Bony turystyczne w nowej odsłonie. Już od kwietnia te regiony czeka prawdziwe oblężenie

Wiosna za rogiem, a to może być inspiracją, by zacząć planować letnie wakacje. Podobnie jak w latach poprzednich latach będzie na to można uzyskać dofinansowanie w postaci bonów. Na tym jednak podobieństwa się kończą, bo w 2025 r. w programie dojdzie do zasadniczych zmian.
Polski Bon Turystyczny to już przeszłość, ale nadal można uzyskać pieniądze
W 2024 r. nadal sporą popularnością cieszył się Polski Bon Turystyczny, mimo że wprowadzono go jeszcze w związku z pandemią. Pieniądze od rządu miały stymulować branżę, która za sprawą izolacji raz za razem otrzymywała gigantyczne ciosy.
Te biznesy, którym udało się przetrwać, mogły liczyć na wpływy za pośrednictwem rządowej pomocy w latach kolejnych. W tym roku się to jednak zmieni. W jaki sposób?

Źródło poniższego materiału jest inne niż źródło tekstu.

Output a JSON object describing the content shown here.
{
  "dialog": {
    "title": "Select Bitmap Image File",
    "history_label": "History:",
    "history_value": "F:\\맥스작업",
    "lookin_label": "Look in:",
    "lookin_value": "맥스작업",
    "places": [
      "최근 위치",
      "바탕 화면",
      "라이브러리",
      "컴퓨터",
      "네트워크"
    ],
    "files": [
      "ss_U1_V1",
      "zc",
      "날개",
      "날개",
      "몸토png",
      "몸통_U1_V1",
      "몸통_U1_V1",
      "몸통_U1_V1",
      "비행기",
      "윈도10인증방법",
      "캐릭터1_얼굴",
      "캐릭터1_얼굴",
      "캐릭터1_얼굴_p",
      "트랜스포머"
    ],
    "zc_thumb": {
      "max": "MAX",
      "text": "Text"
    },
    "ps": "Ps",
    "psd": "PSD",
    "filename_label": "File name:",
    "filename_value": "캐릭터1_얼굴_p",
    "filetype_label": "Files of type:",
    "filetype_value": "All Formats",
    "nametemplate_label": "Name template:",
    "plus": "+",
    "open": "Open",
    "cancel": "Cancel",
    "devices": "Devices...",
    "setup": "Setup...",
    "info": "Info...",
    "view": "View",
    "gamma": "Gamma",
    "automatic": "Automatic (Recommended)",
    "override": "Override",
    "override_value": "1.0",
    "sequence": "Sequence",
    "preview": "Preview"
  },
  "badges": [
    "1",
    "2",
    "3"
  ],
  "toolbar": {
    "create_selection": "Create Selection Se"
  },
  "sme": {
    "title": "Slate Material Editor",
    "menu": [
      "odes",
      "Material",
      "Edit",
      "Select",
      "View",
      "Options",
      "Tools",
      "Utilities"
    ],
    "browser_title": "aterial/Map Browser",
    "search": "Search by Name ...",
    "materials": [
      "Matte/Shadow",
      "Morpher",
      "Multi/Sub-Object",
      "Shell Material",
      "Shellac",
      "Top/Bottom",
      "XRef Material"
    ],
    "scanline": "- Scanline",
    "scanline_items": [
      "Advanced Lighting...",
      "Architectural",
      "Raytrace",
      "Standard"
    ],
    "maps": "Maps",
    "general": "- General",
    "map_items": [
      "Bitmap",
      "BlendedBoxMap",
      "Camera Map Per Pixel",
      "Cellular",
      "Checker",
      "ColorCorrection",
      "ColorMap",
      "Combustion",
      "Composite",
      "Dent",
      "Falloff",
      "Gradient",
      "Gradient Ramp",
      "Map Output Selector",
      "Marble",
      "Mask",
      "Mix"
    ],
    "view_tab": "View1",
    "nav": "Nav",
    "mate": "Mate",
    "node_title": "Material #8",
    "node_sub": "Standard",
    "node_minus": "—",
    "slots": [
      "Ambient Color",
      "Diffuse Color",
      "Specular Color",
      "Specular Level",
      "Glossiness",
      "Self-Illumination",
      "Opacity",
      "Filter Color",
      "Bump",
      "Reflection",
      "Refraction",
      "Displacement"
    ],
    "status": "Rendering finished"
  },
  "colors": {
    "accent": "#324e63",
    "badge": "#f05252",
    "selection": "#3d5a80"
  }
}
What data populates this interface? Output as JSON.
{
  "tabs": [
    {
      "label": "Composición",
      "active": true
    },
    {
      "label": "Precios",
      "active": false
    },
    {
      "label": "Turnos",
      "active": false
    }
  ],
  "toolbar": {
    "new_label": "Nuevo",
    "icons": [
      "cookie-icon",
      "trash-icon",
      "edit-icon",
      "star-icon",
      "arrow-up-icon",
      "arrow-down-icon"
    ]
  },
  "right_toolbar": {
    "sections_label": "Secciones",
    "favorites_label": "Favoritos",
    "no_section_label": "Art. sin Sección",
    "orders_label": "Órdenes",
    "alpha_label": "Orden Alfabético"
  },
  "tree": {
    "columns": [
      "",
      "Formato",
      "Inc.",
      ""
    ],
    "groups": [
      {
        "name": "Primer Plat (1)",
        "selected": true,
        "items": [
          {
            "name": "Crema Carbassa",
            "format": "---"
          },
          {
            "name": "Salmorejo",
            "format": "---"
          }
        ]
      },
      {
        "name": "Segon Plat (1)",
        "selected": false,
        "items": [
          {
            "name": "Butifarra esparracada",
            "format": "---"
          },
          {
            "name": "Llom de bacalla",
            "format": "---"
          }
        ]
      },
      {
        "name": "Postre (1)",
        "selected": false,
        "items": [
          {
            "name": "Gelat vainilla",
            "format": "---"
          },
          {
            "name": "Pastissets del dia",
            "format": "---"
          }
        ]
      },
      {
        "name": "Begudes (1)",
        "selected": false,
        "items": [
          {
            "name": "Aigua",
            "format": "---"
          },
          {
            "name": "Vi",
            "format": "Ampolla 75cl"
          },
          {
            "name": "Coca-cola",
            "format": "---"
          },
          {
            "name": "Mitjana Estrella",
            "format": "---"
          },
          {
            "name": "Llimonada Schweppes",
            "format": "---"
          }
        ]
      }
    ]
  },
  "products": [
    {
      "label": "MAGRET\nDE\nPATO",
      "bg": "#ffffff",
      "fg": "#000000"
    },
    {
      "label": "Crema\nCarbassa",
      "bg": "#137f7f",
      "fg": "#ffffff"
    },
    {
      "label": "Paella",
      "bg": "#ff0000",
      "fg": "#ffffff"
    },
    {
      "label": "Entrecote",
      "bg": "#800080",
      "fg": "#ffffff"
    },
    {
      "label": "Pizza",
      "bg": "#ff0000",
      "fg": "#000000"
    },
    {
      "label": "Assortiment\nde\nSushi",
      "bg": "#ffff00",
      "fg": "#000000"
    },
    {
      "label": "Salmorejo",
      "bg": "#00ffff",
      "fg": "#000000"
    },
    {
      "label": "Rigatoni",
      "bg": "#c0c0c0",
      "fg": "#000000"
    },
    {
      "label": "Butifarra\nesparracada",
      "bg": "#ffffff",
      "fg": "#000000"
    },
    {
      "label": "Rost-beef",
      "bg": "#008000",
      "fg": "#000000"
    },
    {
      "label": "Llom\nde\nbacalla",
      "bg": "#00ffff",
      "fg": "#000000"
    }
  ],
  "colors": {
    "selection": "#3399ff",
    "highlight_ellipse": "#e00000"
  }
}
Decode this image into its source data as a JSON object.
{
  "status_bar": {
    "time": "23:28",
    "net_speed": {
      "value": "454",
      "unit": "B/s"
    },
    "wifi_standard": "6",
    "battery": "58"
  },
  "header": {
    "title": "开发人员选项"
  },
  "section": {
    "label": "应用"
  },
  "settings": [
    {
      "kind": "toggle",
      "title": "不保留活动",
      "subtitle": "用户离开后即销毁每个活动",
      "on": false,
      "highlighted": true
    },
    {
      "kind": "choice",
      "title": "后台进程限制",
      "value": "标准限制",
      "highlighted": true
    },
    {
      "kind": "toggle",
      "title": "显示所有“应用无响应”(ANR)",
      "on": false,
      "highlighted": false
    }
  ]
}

Gdzie państwo machnęło ręką, działania przejmują województwa
Bon turystyczny w ocenie ministra turystyki Sławomira Nitrasa okazał się takim sukcesem, że nie ma potrzeby kontynuowania programu w formacie sprzed roku. Nie oznacza to jednak, że w tym roku ogóle nie będzie można uzyskać dodatkowych środków na wypoczynek.
Minister jest zdania, że kondycja branży jest już na tyle dobra, że ogólnopolski program wsparcia jest zbędny. Swoje programy zaproponowały jednak województwa. Jakie regiony można odwiedzić?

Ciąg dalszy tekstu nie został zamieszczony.